Les relevés de Florennes indiquent environ deux heures de pluies intenses, doublées d'orages. Il en tombe 47 mm sur ce laps de temps. Au total, le relevé entre le 24 8h00 et le 25 8h00 s'élève à 54 mm. Une autre donnée nous permet de saisir toute la violence de l'épisode. Une station météo amateur située à Hanzinne, à deux kilomètres au sud de Gerpinnes, mesure une cote exceptionnelle de 114 mm de précipitations, dont 112 tombés en moins de deux heures. Or, Hanzinne est situé sur la Biesme, rivière qui prend sa source à Oret un peu plus au sud-est, et qui se jette dans la Sambre à Aiseau-Presles après avoir traversé Acoz et Gerpinnes. Son bassin versant reçoit donc des précipitions très importantes en deux heures.
Dans la région, d'autres cotes pluviométriques sont remarquables: 64 mm à Landelies, 56 mm à Merlemont, 37 mm à Gochenée, 34 mm à Marcinelle et 33 mm à Donstiennes. A l'échelle du pays, d'autres orages très pluvieux éclatent ailleurs: on relève 61 mm près de Gedinne et 44 mm du côté de Ypres.
La crue de la Biesme débute à 20h00 à Hanzinne, à 20h30 à Gerpinnes, à 21h30 à Acoz et à 23h00 à Bouffioulx. A Gerpinnes et Acoz, la décrue commence progressivement peu avant minuit. Ces décalages sont liés à deux phénomènes:
- Premièrement, le temps nécessaire aux sols pour atteindre leur complète saturation et donc accentuer le ruissellement. Malgré le fait que ces sols soient déjà bien gorgés avant l'orage, les premières grosses pluies ont pu être partiellement absorbées, la suite dégoulinant directement vers la Biesme.
- Deuxièmement, le temps nécessaire au ruissellement pour remplir le cours de la Biesme et à la progression de la crue au long de ce cours très sinueux.
Le débit est réellement impressionnant, transformant les rues des villages traversés en véritables torrents d'eaux furieuses de plus de deux mètres de hauteur par endroits.
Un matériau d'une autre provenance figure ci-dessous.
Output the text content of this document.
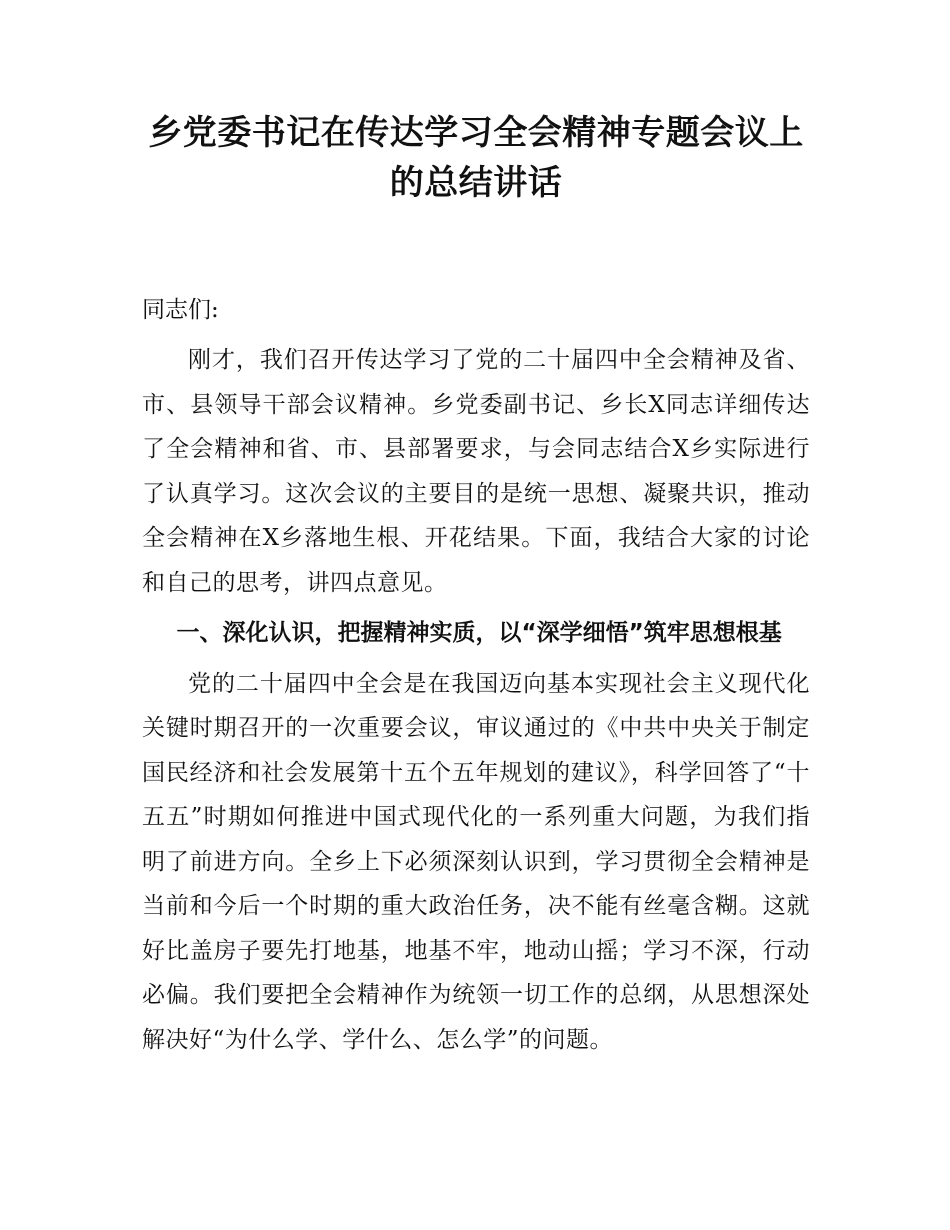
乡党委书记在传达学习全会精神专题会议上的总结讲话
同志们:

刚才，我们召开传达学习了党的二十届四中全会精神及省、市、县领导干部会议精神。乡党委副书记、乡长X同志详细传达了全会精神和省、市、县部署要求，与会同志结合X乡实际进行了认真学习。这次会议的主要目的是统一思想、凝聚共识，推动全会精神在X乡落地生根、开花结果。下面，我结合大家的讨论和自己的思考，讲四点意见。

一、深化认识，把握精神实质，以“深学细悟”筑牢思想根基

党的二十届四中全会是在我国迈向基本实现社会主义现代化关键时期召开的一次重要会议，审议通过的《中共中央关于制定国民经济和社会发展第十五个五年规划的建议》，科学回答了“十五五”时期如何推进中国式现代化的一系列重大问题，为我们指明了前进方向。全乡上下必须深刻认识到，学习贯彻全会精神是当前和今后一个时期的重大政治任务，决不能有丝毫含糊。这就好比盖房子要先打地基，地基不牢，地动山摇；学习不深，行动必偏。我们要把全会精神作为统领一切工作的总纲，从思想深处解决好“为什么学、学什么、怎么学”的问题。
Lorsque ces eaux se retirent complètement tard dans la nuit, elles laissent derrière elles de gros dégâts, d'énormes quantités de boue que les citoyens, aidés des pompiers et de l'armée, mettront des jours à enlever, et malheureusement, trois victimes, surprises par la brusque montée des eaux.
Situation météorologique
De manière générale, l'été 1987 est particulièrement mauvais. Juillet a été frais, avec de fréquentes perturbations. Le 17 juillet, on a même observé un coup de vent hors saison et une pression particulièrement basse (991 hPa à Charleroi à 18h00 au passage d'un front froid orageux). Août n'est guère mieux, amenant des pluies de manière régulière et qui saturent les sols. Le 21, on note toutefois un bref coup de chaud (29°C à Charleroi), mais déjà le 23 les conditions se dégradent à nouveau avec la présence d'une goutte froide descendant de la Grande Bretagne vers la France. Entretemps, des orages ont éclaté dans l'après-midi du 22.
Le 24 à 14h00 (12h00 temps universel), les reconstitutions numériques montrent la présence de cette goutte froide sur la France (couleurs jaune-vert). Sur l'Europe de l'est, c'est au contraire un anticylone bien solide qui campe. Entre les deux, le gradient des couleurs permet de cerner l'existence d'un fort courant de sud-sud-ouest en altitude, ramenant de l'air chaud et humide depuis la Méditerranée en direction de l'Allemagne. On note aussi que la pression est particulièrement basse en surface, entre 1005 et 1010 hPa en Belgique. Il est intéressant de noter que sur le sud-est et l'est de la France se trouvent deux petits minimums dépressionnaires, sous 1005 hPa.
L'air chaud s'observe très bien sur la carte des températures à 850 hPa (1500 mètres), avec notamment la bouffée qui remonte vers l'Allemagne, tandis que les températures à cette altitude restent fraîches sur la France. Le gradient permet de deviner la présence d'un front particulièrement marqué entre les deux, qui à ce moment-là va grosso modo de la Provence aux Pays-Bas via l'Alsace.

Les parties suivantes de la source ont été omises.